Bitcoin Steadies After Flash Crash
Bitcoin’s selloff eased Wednesday, offering some respite to holders of the volatile cryptocurrency after a flash crash a day earlier erased billions of dollars in its value.
The largest cryptocurrency by market value edged 1% lower from its 5 p.m. ET level on Tuesday to trade at about $46,287.82 apiece, according to CoinDesk. It briefly dropped 17% over the course of a few minutes on Tuesday, and ended the day down about 10%. Other digital assets have also lost steam: Ether, the second-largest, slid 2.6% was flat Wednesday.
There hasn’t been a single catalyst to precipitate the recent selloff. A 70% run-up in bitcoin’s value since late July—combined with the euphoria tied to El Salvador adopting bitcoin as a national currency starting Tuesday—could have prompted traders to book profits, analysts say.

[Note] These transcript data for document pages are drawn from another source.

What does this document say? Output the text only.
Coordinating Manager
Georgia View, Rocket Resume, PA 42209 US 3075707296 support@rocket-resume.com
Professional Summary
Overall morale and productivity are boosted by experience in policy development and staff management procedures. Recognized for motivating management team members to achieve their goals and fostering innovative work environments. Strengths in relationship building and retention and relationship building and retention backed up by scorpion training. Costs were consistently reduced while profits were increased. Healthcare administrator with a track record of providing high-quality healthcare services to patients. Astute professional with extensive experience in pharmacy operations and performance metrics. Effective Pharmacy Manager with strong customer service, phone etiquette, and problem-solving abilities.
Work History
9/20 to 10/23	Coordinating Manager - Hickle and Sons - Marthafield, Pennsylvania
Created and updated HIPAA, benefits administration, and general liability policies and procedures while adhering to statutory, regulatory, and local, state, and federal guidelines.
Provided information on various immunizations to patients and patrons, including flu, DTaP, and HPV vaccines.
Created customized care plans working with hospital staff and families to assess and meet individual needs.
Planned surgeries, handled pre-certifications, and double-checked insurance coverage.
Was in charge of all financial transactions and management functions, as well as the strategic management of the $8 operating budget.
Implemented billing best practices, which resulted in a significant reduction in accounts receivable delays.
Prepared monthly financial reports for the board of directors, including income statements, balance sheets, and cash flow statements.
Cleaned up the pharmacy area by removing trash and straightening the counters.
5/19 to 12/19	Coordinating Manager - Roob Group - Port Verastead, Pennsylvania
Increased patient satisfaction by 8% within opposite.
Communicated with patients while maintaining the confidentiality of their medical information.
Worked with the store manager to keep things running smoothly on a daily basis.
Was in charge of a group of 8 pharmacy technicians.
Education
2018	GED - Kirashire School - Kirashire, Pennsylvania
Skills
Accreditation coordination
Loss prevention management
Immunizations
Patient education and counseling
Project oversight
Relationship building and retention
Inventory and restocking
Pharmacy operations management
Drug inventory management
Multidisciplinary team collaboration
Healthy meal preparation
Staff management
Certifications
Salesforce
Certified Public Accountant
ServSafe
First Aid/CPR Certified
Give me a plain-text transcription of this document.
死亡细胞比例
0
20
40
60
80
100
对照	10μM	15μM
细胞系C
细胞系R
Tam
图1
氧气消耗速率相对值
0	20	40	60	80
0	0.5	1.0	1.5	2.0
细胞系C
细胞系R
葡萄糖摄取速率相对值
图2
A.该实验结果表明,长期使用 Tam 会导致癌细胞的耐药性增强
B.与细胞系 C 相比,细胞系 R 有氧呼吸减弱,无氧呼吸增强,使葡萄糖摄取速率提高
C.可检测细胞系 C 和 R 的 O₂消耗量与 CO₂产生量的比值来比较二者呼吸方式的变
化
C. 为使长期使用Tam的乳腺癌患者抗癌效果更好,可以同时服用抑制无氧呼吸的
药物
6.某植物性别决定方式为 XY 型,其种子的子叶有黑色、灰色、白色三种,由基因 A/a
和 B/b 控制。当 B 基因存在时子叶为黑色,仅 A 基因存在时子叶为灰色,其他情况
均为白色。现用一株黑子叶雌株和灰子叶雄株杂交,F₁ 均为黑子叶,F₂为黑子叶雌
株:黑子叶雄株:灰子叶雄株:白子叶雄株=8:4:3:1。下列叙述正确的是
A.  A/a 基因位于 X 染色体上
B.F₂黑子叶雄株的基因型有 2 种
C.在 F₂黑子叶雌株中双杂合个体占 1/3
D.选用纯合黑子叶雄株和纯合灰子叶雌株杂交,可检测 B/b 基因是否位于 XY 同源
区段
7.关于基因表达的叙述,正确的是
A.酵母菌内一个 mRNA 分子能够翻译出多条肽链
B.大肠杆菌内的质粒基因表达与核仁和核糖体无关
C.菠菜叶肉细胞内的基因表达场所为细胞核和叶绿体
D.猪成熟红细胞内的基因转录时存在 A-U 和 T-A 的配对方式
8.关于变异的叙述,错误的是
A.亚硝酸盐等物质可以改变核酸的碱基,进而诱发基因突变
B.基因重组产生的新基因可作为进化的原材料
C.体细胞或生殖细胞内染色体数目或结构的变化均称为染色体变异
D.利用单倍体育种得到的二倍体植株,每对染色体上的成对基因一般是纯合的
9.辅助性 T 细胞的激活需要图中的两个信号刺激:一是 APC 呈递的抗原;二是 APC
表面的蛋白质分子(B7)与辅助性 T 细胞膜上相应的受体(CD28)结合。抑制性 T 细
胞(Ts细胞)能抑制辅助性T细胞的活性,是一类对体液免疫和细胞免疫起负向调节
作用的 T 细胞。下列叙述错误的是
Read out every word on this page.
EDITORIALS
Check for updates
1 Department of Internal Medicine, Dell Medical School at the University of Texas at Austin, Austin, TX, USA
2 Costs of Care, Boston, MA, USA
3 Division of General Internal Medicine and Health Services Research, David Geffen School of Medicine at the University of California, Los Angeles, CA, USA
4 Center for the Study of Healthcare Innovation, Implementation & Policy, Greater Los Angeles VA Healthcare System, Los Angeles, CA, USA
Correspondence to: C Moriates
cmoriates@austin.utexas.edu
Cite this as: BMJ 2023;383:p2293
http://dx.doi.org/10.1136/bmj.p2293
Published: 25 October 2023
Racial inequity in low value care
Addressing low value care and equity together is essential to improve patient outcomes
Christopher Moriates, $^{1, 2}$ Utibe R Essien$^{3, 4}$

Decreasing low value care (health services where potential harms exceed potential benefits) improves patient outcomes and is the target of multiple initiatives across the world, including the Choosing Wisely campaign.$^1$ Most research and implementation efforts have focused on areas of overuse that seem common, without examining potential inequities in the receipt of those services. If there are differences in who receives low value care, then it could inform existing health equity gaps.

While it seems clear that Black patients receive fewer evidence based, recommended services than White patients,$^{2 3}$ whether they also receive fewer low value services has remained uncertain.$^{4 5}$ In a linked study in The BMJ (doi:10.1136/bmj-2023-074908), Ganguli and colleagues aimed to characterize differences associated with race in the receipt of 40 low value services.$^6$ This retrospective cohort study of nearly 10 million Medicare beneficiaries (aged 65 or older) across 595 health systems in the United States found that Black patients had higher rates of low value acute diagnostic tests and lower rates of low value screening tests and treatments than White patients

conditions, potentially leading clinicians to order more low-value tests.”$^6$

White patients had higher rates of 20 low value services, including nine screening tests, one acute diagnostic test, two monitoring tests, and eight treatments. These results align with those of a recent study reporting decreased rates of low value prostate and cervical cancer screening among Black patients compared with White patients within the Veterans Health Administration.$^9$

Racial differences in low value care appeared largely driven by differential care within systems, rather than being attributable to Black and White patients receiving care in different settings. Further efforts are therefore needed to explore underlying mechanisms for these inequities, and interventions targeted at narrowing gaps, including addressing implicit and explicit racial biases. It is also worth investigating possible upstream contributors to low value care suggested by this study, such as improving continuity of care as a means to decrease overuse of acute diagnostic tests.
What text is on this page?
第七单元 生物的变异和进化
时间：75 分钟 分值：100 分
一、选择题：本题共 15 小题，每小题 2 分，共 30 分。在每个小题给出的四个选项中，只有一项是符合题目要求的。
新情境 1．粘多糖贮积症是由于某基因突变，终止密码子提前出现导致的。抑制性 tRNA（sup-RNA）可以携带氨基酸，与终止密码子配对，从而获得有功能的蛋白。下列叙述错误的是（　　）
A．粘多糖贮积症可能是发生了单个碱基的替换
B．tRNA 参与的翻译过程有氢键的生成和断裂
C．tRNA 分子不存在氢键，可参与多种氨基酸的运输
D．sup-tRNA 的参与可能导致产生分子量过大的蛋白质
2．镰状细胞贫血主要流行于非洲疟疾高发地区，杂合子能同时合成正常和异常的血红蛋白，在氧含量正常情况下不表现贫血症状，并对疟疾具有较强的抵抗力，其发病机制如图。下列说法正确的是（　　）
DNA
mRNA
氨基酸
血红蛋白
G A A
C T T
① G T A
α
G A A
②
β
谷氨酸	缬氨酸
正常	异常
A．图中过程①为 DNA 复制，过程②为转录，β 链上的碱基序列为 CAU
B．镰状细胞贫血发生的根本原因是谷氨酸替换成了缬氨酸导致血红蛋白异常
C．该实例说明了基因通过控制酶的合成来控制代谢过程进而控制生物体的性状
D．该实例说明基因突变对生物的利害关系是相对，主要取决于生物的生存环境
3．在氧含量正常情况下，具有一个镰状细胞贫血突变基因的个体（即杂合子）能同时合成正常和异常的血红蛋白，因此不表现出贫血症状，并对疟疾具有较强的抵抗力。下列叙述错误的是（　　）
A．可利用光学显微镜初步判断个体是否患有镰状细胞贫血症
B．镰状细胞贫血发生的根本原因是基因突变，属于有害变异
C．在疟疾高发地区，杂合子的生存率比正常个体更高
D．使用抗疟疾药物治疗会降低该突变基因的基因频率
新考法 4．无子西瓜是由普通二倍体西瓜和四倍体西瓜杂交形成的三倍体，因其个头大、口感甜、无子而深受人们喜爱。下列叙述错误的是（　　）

Investors have also been stepping up bets on other cryptocurrencies in recent months, giving a boost to the Ethereum and Cardano blockchains and driving up prices on nonfungible tokens.
Bitcoin and rival digital assets are also notoriously jumpy, with prices frequently swinging wildly on rumors, tweets by influencers or a shift in sentiment among groups of traders banding together on social media to make speculative bets.
In the latest bout of volatility, bitcoin has lost almost $93 billion in market value since Sunday. Other cryptocurrencies also took a hit: Ether lost $61 billion, and Cardano’s ada shed $13 billion.
“Profit-taking was very much on the cards,” said Naeem Aslam, London-based chief market analyst at brokerage AvaTrade. “In our view, that is a very healthy pullback.”
A host of factors could be dampening optimism and could stump a further rally in bitcoin. Coinbase Global Inc. said Wednesday that the Securities and Exchange Commission had threatened to sue the cryptocurrency exchange if it launches a program that lets users earn interest by lending crypto assets. Coinbase shares fell 3.3% in premarket trading.
Glitches in the rollout of El Salvador’s unprecedented adoption of bitcoin as a national currency could also be curtailing expectations among some traders. The Central American country’s President Nayib Bukele said early Wednesday that the government’s bitcoin e-wallet would be taken offline between 1 a.m. and 6 a.m. local time to make improvements and address issues reported by users.
The friction between heightened adoption of cryptocurrencies world-wide on one hand, and regulators paying more attention to the market on the other, could lend to more volatility in digital assets, analysts say.